NHS-linked practices also owe an annual return through the Data Security and Protection Toolkit.
For a sense of how the regulator thinks about weak controls, look at the £3.07m fine the ICO handed Advanced Computer Software Group in March 2025.
A ransomware attack reached its health and care data through an account with no multifactor authentication.
The ICO’s finding was about inadequate measures, the gaps in MFA, vulnerability scanning, and patching.
That said, Advanced is a large data processor, and a single medical practice is not.
A micro practice realistically faces an investigation, a reprimand, an order to fix the gaps, and reputational damage – not a seven-figure penalty.
But the regulator uses the same framing either way, inadequate technical and organisational measures.
That’s the part to take, not the headline number.
We’ll skip the usual scare stats. For grounded UK figures, see the government’s Cyber Security Breaches Survey, latest edition.
No need to import American enterprise breach costs or the long-debunked line that most small firms fold within six months.
The five controls that would have broken the chain
No single control beats this, and anyone selling you one is overselling. What works is layers, each aimed at a step in the chain.
Here’s the honest mapping, including where each layer stops.
Application control, through Windows Defender Application Control or AppLocker, stops csc.exe compiling and running unsigned code in the first place.
That breaks the chain at the compile step, before there’s a loader at all. The NCSC, like Microsoft, recommends running AppLocker and WDAC together.
The cost is configuration effort, not a licence.
Constrained Language Mode engages automatically once you enforce application control, and it blocks the API calls in-memory loaders depend on.
It would have starved this loader of the functions it needed. Script block logging would have shown you what PowerShell actually ran.
AMSI goes further, it lets your antivirus inspect script content as it runs and can block it, though a capable loader can try to bypass it.

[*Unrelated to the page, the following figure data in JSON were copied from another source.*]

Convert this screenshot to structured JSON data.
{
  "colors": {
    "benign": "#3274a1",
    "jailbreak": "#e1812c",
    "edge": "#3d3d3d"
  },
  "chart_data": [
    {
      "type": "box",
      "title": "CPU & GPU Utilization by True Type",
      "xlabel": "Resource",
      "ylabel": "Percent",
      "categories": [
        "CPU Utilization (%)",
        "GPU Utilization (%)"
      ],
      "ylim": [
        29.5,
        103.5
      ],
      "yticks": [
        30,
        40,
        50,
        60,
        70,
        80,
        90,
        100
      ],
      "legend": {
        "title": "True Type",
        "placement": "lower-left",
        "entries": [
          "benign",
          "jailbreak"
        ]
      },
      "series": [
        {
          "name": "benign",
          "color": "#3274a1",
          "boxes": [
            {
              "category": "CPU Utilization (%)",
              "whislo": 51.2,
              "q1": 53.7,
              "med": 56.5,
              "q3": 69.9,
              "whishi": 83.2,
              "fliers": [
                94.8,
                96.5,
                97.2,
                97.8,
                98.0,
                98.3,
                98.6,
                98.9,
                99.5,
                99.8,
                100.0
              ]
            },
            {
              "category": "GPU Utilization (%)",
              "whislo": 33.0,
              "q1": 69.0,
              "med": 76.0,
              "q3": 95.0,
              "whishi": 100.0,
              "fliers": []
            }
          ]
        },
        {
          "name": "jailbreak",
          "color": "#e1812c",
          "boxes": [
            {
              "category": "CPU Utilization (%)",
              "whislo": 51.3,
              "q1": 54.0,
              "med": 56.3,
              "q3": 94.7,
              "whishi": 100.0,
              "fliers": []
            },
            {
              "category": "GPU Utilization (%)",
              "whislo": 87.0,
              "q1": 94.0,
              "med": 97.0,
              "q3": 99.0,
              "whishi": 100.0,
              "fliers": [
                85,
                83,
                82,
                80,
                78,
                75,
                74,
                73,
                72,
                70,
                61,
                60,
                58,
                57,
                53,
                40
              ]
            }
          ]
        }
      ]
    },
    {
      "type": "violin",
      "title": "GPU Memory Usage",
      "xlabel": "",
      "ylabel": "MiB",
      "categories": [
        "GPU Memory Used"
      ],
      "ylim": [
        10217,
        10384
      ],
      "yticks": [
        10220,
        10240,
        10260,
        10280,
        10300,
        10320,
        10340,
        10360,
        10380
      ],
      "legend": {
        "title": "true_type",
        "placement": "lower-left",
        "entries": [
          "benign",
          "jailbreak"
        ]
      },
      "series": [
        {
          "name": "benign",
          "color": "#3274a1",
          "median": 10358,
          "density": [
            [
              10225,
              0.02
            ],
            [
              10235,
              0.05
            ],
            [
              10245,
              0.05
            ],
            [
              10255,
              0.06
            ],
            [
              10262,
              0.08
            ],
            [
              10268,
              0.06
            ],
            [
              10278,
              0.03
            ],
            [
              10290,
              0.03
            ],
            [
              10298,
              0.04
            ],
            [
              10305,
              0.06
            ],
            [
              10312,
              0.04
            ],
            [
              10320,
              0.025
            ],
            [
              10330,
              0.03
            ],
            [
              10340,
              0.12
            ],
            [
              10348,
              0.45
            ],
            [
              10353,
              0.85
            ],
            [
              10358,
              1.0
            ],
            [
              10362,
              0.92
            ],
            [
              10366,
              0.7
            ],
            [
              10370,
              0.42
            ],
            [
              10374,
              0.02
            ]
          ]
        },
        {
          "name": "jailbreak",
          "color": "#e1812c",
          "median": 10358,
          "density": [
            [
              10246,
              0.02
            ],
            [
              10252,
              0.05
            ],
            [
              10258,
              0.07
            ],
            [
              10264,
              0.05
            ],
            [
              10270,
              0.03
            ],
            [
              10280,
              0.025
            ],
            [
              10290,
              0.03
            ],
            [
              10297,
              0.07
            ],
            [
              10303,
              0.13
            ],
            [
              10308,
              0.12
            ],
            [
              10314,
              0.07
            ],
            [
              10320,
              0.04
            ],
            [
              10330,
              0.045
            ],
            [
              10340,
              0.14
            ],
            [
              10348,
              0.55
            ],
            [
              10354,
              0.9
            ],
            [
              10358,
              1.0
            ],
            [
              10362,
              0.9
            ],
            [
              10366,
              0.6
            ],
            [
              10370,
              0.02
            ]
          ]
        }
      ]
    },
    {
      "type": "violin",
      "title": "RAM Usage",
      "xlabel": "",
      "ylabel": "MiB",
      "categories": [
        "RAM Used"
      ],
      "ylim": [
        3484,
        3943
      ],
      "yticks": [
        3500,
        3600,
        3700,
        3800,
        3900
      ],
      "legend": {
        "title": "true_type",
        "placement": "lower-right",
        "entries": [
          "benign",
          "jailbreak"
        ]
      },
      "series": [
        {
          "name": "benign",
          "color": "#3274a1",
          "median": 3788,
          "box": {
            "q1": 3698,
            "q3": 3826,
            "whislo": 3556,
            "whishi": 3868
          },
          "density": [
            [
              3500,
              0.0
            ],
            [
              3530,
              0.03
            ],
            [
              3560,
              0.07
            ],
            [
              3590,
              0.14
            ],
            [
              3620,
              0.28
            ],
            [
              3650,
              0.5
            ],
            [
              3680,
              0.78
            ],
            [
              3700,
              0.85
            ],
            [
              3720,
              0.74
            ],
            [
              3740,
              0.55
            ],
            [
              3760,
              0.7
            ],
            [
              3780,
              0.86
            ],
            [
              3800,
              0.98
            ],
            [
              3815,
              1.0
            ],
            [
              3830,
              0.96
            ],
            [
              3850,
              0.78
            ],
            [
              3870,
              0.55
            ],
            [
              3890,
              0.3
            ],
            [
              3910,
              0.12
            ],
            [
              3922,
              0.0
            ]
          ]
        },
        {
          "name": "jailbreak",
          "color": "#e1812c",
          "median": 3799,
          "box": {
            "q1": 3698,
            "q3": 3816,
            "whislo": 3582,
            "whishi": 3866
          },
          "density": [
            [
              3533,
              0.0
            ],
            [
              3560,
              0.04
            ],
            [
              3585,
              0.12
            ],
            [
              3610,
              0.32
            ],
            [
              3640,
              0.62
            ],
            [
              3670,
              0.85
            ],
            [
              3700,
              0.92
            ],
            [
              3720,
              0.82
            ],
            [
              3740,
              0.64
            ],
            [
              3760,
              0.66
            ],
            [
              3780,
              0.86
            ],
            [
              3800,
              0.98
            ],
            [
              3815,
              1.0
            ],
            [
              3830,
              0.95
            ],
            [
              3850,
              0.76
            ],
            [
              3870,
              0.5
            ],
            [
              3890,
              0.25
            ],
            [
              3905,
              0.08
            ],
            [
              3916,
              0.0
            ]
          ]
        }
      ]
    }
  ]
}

Either way, you’d have seen the activity instead of finding it weeks later.
Least privilege, and dropping the habit of running endpoints as SYSTEM by default, wouldn’t have stopped the foothold. It would have shrunk it.
No SYSTEM, no clear path to taking over the whole machine.
DNS filtering is the backstop. When prevention misses, it catches the beacon.
Not a hypothetical here. It’s what contained this incident.
What to check on your estate this week
This isn’t a summary. It’s a short list you can run on Monday.
- Check whether PowerShell’s execution policy is the only thing between your machines and arbitrary scripts, because if it is, nothing is.
- Check whether you enforce application control anywhere in your estate, or nowhere.
- Count how many endpoints run as SYSTEM by default.
- Confirm DNS filtering is switched on, and that someone actually reads what it blocks.
- Check whether the thing you call antivirus is real endpoint detection and response, or still just a library of mugshots.
The deeper shift is one of attention.
Most endpoint defence still watches the front door for files arriving. This attack never delivered one.
The attacker assembled the capability from tools already present. The only thing that crossed the wire was a quiet call home – once a minute – to a server that should never have been getting calls at all.
Stop watching only the front door.
Start watching what’s already inside, and what’s trying to get out.